With students across the U.S. returning to school for the new academic year, teachers and administrators are bracing to deal with a familiar challenge — maintaining an orderly and supportive environment that lets students learn and teachers teach.
Always, this is easier said than done. Now and then, government policy makes it harder.
In 2014, the Education Department sent what is known as a “Dear Colleague” letter to districts nationwide warning that the department’s Office for Civil Rights would investigate schools where students of different races had disproportionately high rates of suspensions and other disciplinary measures. Though doubtless well-intended and directed to a real problem, this approach is mistaken. It needs to be rethought.
In the 2014 letter, then-Secretary of Education Arne Duncan pointed out that federal law prohibits school districts from discrimination in punishments based on characteristics such as race, national origin and religion. And he noted that 35 percent of students suspended once, 44 percent of those suspended repeatedly, and 36 percent of those expelled were African-American — a group that accounted for just 15 percent of the student population.
Concerns over high rates of suspension are certainly justified. Students who are repeatedly suspended often find themselves trapped in the dismal cycle of dropping out, failing to find jobs, and succumbing to poverty or criminality. Many come from the most disadvantaged populations. Nonetheless, allowing dangerous and disruptive students to stay in the classroom puts all other students at risk, threatening their safety and impairing their education.
States and districts ought to intervene when schools unfairly target minorities for punishment. But basing that judgment on whether schools have higher rates of punishment for minorities than for white students applies a dangerously blunt standard, which runs the risk of leading schools to be too tolerant of disruptive and dangerous behavior.
The evidence to date on the effects of the guidance is unclear. In a survey this year by the AASA School Superintendents Association, most respondents said the guidance letter hadn’t led them to change their policies. But the message from Washington seems to be getting through: Some 20 percent of respondents said they felt pressure from OCR (though not necessarily from the guidance itself) to keep in school students that staff would have preferred to remove.
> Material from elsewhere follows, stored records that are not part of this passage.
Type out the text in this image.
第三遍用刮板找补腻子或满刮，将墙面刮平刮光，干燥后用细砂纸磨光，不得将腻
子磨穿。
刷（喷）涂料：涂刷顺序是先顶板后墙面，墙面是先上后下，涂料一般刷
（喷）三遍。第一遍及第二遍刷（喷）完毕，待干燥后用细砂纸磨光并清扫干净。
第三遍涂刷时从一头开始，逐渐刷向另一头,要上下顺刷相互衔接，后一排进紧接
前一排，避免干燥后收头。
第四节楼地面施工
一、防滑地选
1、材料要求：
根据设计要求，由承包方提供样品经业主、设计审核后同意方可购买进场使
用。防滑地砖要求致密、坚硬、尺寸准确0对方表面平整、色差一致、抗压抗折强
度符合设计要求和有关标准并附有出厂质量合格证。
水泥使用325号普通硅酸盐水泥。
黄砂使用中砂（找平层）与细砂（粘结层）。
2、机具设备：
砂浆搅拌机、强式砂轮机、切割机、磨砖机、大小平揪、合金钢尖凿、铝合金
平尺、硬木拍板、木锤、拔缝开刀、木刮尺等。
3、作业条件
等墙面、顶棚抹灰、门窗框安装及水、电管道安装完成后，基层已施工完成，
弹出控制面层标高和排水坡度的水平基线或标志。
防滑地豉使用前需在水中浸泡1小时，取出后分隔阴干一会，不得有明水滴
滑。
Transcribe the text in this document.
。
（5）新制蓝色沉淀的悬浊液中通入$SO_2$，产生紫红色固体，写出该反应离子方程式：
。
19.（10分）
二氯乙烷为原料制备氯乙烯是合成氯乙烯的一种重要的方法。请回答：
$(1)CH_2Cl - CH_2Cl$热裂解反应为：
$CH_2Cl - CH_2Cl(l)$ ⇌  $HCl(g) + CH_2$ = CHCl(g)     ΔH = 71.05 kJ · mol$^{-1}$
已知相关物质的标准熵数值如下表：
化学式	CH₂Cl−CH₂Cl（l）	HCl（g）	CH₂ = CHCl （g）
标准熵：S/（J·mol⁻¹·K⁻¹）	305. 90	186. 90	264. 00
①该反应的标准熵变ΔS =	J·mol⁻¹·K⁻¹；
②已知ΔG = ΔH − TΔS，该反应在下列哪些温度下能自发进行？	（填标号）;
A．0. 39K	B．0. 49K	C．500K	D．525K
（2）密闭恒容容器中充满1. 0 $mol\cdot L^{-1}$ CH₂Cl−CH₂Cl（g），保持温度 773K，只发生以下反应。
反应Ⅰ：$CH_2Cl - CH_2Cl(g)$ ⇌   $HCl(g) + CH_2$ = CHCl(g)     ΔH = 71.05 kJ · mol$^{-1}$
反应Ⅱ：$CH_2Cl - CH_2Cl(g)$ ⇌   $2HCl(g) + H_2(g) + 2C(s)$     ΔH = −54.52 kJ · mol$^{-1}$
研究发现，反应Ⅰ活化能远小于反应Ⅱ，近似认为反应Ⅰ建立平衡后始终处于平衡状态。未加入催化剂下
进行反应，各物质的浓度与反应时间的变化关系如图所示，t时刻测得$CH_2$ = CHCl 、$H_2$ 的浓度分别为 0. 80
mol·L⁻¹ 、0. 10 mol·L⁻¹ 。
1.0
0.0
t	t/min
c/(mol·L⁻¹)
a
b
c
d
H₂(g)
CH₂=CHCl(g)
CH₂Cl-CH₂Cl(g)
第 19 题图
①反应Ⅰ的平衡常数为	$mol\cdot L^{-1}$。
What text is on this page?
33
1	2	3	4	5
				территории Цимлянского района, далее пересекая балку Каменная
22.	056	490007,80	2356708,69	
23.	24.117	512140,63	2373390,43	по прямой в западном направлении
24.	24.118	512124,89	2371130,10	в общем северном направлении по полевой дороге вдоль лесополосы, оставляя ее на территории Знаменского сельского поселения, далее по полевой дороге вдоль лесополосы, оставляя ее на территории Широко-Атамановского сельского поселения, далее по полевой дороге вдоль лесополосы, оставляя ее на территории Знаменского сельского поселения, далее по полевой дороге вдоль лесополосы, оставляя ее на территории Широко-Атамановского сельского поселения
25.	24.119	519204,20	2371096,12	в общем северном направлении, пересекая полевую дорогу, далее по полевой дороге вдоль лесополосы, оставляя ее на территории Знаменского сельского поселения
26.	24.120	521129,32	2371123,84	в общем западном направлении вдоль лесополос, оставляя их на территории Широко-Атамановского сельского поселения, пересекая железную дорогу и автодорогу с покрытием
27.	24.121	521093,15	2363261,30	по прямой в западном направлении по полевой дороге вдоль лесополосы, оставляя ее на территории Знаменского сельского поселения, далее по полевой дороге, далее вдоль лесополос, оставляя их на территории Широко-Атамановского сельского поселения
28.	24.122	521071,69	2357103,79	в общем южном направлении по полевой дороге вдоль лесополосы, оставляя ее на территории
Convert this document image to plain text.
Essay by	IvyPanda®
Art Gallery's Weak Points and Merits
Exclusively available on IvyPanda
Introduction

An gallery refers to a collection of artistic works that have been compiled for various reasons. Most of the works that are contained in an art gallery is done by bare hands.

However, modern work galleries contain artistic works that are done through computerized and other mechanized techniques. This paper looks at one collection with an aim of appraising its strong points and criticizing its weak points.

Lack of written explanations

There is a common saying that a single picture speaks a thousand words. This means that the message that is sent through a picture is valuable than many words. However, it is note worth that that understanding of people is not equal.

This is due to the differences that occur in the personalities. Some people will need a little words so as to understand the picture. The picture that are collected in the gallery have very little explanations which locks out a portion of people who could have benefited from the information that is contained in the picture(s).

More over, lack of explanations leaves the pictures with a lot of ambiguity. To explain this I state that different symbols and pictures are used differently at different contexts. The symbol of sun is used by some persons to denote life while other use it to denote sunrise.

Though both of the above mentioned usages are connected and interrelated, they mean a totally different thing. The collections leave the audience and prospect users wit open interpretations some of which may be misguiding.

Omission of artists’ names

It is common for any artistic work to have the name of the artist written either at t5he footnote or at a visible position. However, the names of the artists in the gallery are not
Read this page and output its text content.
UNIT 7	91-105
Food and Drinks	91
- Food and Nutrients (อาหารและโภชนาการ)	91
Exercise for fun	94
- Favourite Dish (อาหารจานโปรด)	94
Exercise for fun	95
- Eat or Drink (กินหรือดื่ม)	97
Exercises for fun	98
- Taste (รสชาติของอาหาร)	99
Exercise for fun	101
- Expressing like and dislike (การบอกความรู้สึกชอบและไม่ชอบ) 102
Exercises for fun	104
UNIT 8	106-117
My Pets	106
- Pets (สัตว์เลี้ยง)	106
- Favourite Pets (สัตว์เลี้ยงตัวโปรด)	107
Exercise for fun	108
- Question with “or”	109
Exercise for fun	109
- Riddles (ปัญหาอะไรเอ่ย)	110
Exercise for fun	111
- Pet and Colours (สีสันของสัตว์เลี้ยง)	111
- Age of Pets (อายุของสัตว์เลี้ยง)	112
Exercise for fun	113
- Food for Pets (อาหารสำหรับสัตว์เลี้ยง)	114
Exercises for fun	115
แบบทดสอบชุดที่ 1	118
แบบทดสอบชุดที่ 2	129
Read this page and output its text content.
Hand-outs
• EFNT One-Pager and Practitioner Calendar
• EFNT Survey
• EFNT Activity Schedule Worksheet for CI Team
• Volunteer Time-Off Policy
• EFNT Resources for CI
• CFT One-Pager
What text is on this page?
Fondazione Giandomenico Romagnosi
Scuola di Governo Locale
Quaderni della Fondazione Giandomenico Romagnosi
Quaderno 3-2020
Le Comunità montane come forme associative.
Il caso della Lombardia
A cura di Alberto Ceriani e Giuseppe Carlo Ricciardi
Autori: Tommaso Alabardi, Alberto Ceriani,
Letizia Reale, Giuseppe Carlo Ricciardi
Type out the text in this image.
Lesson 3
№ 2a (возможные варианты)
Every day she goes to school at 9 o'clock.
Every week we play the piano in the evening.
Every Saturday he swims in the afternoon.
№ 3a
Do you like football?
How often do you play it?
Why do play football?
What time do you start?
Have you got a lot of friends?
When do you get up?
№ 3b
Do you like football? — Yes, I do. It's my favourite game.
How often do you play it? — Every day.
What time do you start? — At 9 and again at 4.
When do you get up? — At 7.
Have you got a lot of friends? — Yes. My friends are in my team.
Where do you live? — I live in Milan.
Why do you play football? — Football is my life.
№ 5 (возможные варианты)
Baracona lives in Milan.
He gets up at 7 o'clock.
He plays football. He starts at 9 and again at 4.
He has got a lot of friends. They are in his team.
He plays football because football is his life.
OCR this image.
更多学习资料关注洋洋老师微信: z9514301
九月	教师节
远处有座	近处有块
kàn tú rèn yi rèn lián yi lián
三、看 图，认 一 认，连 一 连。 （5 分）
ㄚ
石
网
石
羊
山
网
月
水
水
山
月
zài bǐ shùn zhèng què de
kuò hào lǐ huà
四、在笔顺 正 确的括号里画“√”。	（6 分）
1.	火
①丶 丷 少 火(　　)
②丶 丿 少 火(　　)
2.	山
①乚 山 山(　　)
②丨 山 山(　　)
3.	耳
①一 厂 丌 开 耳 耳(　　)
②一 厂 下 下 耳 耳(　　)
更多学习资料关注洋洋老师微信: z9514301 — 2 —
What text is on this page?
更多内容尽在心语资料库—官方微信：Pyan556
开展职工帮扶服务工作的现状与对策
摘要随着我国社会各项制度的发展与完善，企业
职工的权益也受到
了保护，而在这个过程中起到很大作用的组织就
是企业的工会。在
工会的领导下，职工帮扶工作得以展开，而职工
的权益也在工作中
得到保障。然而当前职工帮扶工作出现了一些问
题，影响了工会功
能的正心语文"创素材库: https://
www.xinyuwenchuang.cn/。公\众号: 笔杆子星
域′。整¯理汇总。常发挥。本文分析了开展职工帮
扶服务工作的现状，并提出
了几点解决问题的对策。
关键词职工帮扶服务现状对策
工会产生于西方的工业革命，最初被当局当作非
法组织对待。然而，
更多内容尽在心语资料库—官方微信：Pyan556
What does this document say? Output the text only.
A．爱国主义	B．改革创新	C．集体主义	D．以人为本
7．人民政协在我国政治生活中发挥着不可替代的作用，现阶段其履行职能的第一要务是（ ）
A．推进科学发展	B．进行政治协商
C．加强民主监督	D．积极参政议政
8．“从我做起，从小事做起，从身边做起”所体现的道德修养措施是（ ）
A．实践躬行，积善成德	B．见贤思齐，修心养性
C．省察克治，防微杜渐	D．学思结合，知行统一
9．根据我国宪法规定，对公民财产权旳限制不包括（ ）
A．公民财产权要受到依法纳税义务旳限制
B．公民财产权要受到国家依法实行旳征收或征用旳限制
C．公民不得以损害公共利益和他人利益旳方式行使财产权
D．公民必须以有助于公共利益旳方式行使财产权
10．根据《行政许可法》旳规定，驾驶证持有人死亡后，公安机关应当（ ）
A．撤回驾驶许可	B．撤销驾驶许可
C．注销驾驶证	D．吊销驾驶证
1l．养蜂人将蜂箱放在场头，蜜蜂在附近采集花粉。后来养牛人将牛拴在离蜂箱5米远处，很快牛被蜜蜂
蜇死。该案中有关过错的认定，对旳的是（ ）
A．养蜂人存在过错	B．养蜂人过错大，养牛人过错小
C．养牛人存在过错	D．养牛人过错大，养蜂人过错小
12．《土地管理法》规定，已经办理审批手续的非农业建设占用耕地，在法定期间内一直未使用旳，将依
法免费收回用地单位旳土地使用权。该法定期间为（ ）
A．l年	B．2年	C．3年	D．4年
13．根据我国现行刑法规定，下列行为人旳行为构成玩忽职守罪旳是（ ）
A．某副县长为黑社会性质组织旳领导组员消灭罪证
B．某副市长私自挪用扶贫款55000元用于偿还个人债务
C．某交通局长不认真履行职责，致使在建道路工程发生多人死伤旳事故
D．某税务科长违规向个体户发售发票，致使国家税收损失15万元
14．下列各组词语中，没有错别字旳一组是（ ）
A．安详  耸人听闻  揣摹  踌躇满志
In urban districts, the figure doubles.
A recent study of schools in Philadelphia, which banned suspensions for nonviolent classroom behavior in 2012, also emphasizes the uncertainties surrounding such research — yet sounds a warning on unintended consequences. “The poorest, most racially homogeneous, and most academically challenged schools” had most trouble complying with the ban, the researchers found. And “never-suspended students in many schools, including most schools that reduced their suspension rates, experienced a decline in academic performance, relative to the most plausible comparison group.”
Schools can best judge when suspension is appropriate. The bar should be high, but not so high that schools fear losing federal money if they protect students from persistently disruptive or dangerous behavior. Instead of pressuring teachers to let disruptive behavior slide, the Education Department ought to direct further resources for training and support of teachers in other ways of improving discipline. Research suggests, for instance, that schools which implement a program of positive behavioral support get good results.
Trust the staff on the spot. The 2014 guidance should be withdrawn.